The title of the latest album from Laura Wortman and Kagey Parrish, the Baltimore husband and wife team who perform as The Honey Dewdrops, is appropriate for multiple reasons. Their folk/country/roots music style is a tangled yet beautifully made web of myriad sources and inspirations; the intimately familiar way in which they play off each other instrumentally and vocally is equally intermingled.
Wortman takes the majority of the lead vocals, but Parrish's voice weaves harmony lines that eschew the standard third for a more intuitive approach that's sometimes above, sometimes below the melody. The result is a fuller, richer sound even on deceptively simple tunes such as "Horses," where Parrish's low melody line on the chorus sounds like a harmony line even when it isn't.

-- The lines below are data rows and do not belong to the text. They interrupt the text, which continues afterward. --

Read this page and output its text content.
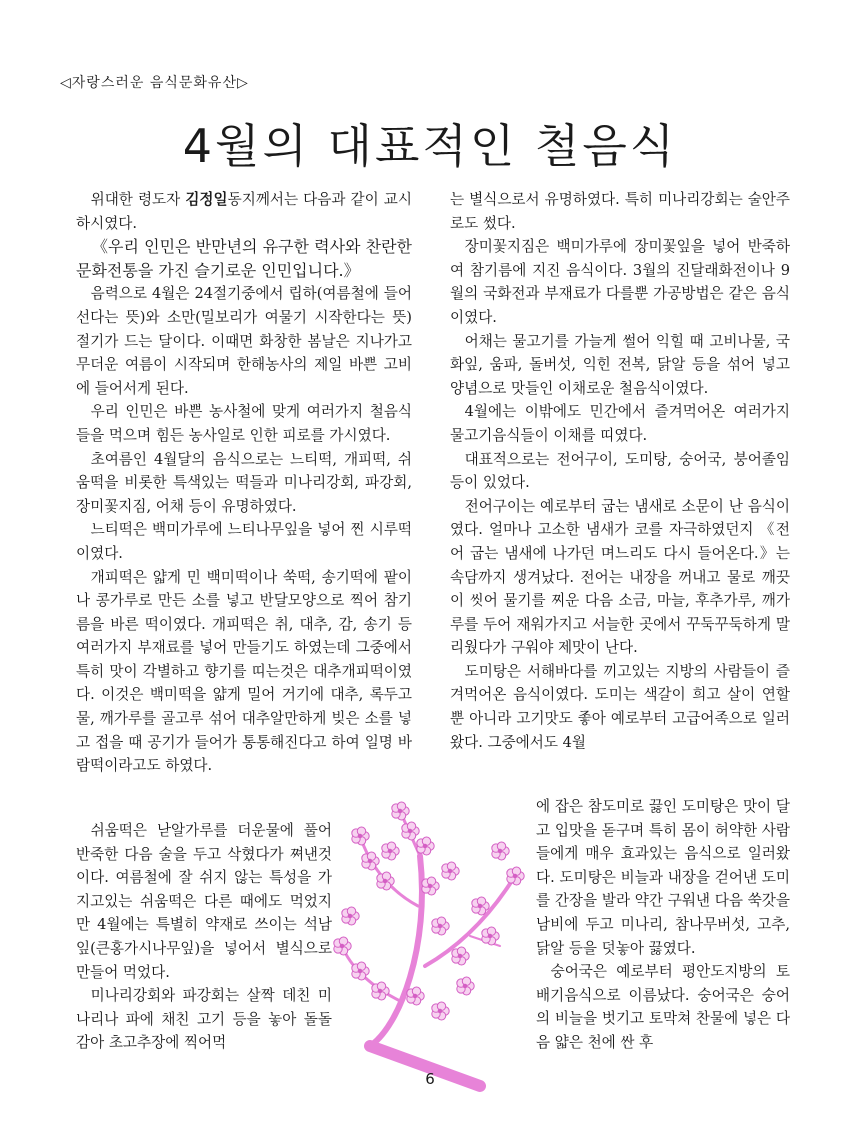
◁자랑스러운 음식문화유산▷
4월의 대표적인 철음식

위대한 령도자 김정일동지께서는 다음과 같이 교시하시였다.

《우리 인민은 반만년의 유구한 력사와 찬란한 문화전통을 가진 슬기로운 인민입니다.》

음력으로 4월은 24절기중에서 립하(여름철에 들어선다는 뜻)와 소만(밀보리가 여물기 시작한다는 뜻)절기가 드는 달이다. 이때면 화창한 봄날은 지나가고 무더운 여름이 시작되며 한해농사의 제일 바쁜 고비에 들어서게 된다.

우리 인민은 바쁜 농사철에 맞게 여러가지 철음식들을 먹으며 힘든 농사일로 인한 피로를 가시였다.

초여름인 4월달의 음식으로는 느티떡, 개피떡, 쉬움떡을 비롯한 특색있는 떡들과 미나리강회, 파강회, 장미꽃지짐, 어채 등이 유명하였다.

느티떡은 백미가루에 느티나무잎을 넣어 찐 시루떡이였다.

개피떡은 얇게 민 백미떡이나 쑥떡, 송기떡에 팥이나 콩가루로 만든 소를 넣고 반달모양으로 찍어 참기름을 바른 떡이였다. 개피떡은 취, 대추, 감, 송기 등 여러가지 부재료를 넣어 만들기도 하였는데 그중에서 특히 맛이 각별하고 향기를 띠는것은 대추개피떡이였다. 이것은 백미떡을 얇게 밀어 거기에 대추, 록두고물, 깨가루를 골고루 섞어 대추알만하게 빚은 소를 넣고 접을 때 공기가 들어가 통통해진다고 하여 일명 바람떡이라고도 하였다.

쉬움떡은 낟알가루를 더운물에 풀어 반죽한 다음 술을 두고 삭혔다가 쪄낸것이다. 여름철에 잘 쉬지 않는 특성을 가지고있는 쉬움떡은 다른 때에도 먹었지만 4월에는 특별히 약재로 쓰이는 석남잎(큰홍가시나무잎)을 넣어서 별식으로 만들어 먹었다.

미나리강회와 파강회는 살짝 데친 미나리나 파에 채친 고기 등을 놓아 돌돌 감아 초고추장에 찍어먹

는 별식으로서 유명하였다. 특히 미나리강회는 술안주로도 썼다.

장미꽃지짐은 백미가루에 장미꽃잎을 넣어 반죽하여 참기름에 지진 음식이다. 3월의 진달래화전이나 9월의 국화전과 부재료가 다를뿐 가공방법은 같은 음식이였다.

어채는 물고기를 가늘게 썰어 익힐 때 고비나물, 국화잎, 움파, 돌버섯, 익힌 전복, 닭알 등을 섞어 넣고 양념으로 맛들인 이채로운 철음식이였다.

4월에는 이밖에도 민간에서 즐겨먹어온 여러가지 물고기음식들이 이채를 띠였다.

대표적으로는 전어구이, 도미탕, 숭어국, 붕어졸임 등이 있었다.

전어구이는 예로부터 굽는 냄새로 소문이 난 음식이였다. 얼마나 고소한 냄새가 코를 자극하였던지 《전어 굽는 냄새에 나가던 며느리도 다시 들어온다.》는 속담까지 생겨났다. 전어는 내장을 꺼내고 물로 깨끗이 씻어 물기를 찌운 다음 소금, 마늘, 후추가루, 깨가루를 두어 재워가지고 서늘한 곳에서 꾸둑꾸둑하게 말리웠다가 구워야 제맛이 난다.

도미탕은 서해바다를 끼고있는 지방의 사람들이 즐겨먹어온 음식이였다. 도미는 색갈이 희고 살이 연할뿐 아니라 고기맛도 좋아 예로부터 고급어족으로 일러왔다. 그중에서도 4월

에 잡은 참도미로 끓인 도미탕은 맛이 달고 입맛을 돋구며 특히 몸이 허약한 사람들에게 매우 효과있는 음식으로 일러왔다. 도미탕은 비늘과 내장을 걷어낸 도미를 간장을 발라 약간 구워낸 다음 쑥갓을 남비에 두고 미나리, 참나무버섯, 고추, 닭알 등을 덧놓아 끓였다.

숭어국은 예로부터 평안도지방의 토배기음식으로 이름났다. 숭어국은 숭어의 비늘을 벗기고 토막쳐 찬물에 넣은 다음 얇은 천에 싼 후

6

Their exquisite technique wouldn't matter much if the songs were not there to support it; four albums into their career, this may be the pair's best batch yet. "Same Old" opens the album with a syncopated, lilting roll call of sameness, familiarity, and a longing for the open road that comes across less as a plea than a manifesto to "hit the road til the road runs out" before it evolves into a relationship metaphor.
That imagery is a constant in the duo's writing, intensely rendered on many different levels. "Hold Love" pictures love as something slipping through hand and heart, and as Wortman sings "Far away, down a dark, hold love," she and Parrish embark on a descending harmonic instrumental interlude that pegs the sense of something falling better than any words might have.
There is something of the ancient tones in The Honey Dewdrops, from the unusual close harmonies to the vaguely Celtic instrumental tendencies, but they filter it through a hundred years of American roots music, from The Carter Family to Alison Krauss and points in between. It may be tangled country, but it will reward anyone willing to follow the winding threads to their source.